The researchers addressed this by creating Ruby, a custom fuzzer built on top of AFL++. By integrating wasm-smith, a tool for generating valid WebAssembly modules, they created a pipeline that produces "semi-well-formed" samples. These samples are structured enough to reach the compiler's optimization phases but contain specific mutations designed to stress-test the compiler's internal logic.

Deep Dive: Type Confusion and Stack Overflow

The research uncovered several high-impact vulnerabilities, specifically CVE-2022-32863, CVE-2022-32885, and CVE-2022-32886. These bugs illustrate the danger of improper state management during the compilation process.

Take CVE-2022-32863 as an example. The vulnerability exists in the BBQ (Build Bytecode Quickly) compiler tier. The root cause was an improper implementation of the stack overflow check. When the compiler generates the prologue for a function, it uses a temporary register to calculate the stack pointer. If the stack limit is exceeded, the compiler triggers an exception handler. However, the researchers found that the handler was invoked before the object instance was fully initialized. This led to a type confusion scenario where the engine operated on uninitialized memory, allowing an attacker to manipulate the execution flow.

The fix, while seemingly straightforward, highlights the complexity of these systems. The patch required ensuring that the stack overflow check occurs only after the object instance is properly initialized, preventing the engine from ever reaching the exception handler with a "dirty" state.

Why This Matters for Pentesters

For those of us performing browser-based research or red team engagements, this work is a masterclass in target-specific fuzzing. If you are looking for bugs in a browser engine, you cannot rely on generic tools. You must understand the internal IR (Intermediate Representation) generation and the specific optimization passes of the target compiler.

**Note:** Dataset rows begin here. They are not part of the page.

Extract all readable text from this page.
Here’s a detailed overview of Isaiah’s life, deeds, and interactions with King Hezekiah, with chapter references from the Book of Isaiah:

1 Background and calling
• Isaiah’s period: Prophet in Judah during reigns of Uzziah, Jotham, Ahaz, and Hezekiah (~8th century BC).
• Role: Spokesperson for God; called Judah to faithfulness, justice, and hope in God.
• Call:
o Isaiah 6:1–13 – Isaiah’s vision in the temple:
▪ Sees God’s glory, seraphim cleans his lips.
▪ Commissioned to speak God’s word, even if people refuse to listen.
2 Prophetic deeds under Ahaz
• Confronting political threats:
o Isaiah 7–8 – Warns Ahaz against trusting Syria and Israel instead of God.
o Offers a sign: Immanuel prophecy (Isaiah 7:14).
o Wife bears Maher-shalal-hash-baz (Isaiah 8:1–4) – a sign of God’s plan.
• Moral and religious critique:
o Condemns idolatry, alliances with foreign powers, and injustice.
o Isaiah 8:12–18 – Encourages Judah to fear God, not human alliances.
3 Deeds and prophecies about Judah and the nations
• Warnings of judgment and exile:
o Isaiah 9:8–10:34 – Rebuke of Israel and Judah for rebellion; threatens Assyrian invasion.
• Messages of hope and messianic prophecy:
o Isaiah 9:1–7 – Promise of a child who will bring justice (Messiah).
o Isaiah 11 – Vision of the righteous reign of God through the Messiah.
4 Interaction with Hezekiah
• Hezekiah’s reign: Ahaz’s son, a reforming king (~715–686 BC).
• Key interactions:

The researchers demonstrated that by logically dividing the fuzzer into a generator and a harness, they could reuse the generator across different compiler tiers like LLInt, BBQ, and OMG. This modularity is key. If you are auditing a browser, don't just throw payloads at the DOM. Look at how the engine handles complex WebAssembly modules. The OWASP Memory Corruption documentation provides a good baseline for understanding the mechanics, but the real work happens in the compiler's optimization phases.

Defensive Considerations

From a defensive perspective, the takeaway is that JIT compilers are an enormous, high-risk attack surface. Browser vendors are increasingly moving toward more memory-safe languages for these components, but the legacy C++ codebases in engines like WebKit remain a primary target. Organizations should prioritize keeping browser versions updated, as these vulnerabilities are often exploited in the wild before a patch is even fully understood by the broader community.

If you are building a security program, ensure that your threat modeling accounts for the browser as a primary execution environment. The complexity of JIT compilation means that bugs are inevitable. The goal is to reduce the window of opportunity for an attacker to turn a compiler bug into a full sandbox escape.

The next time you are looking at a browser-based target, stop treating the JIT as a black box. Start looking at the compiler's IR generation and the way it handles edge cases in the language specification. The bugs are there, hidden in the optimization passes, waiting for someone to generate the right kind of semi-well-formed input.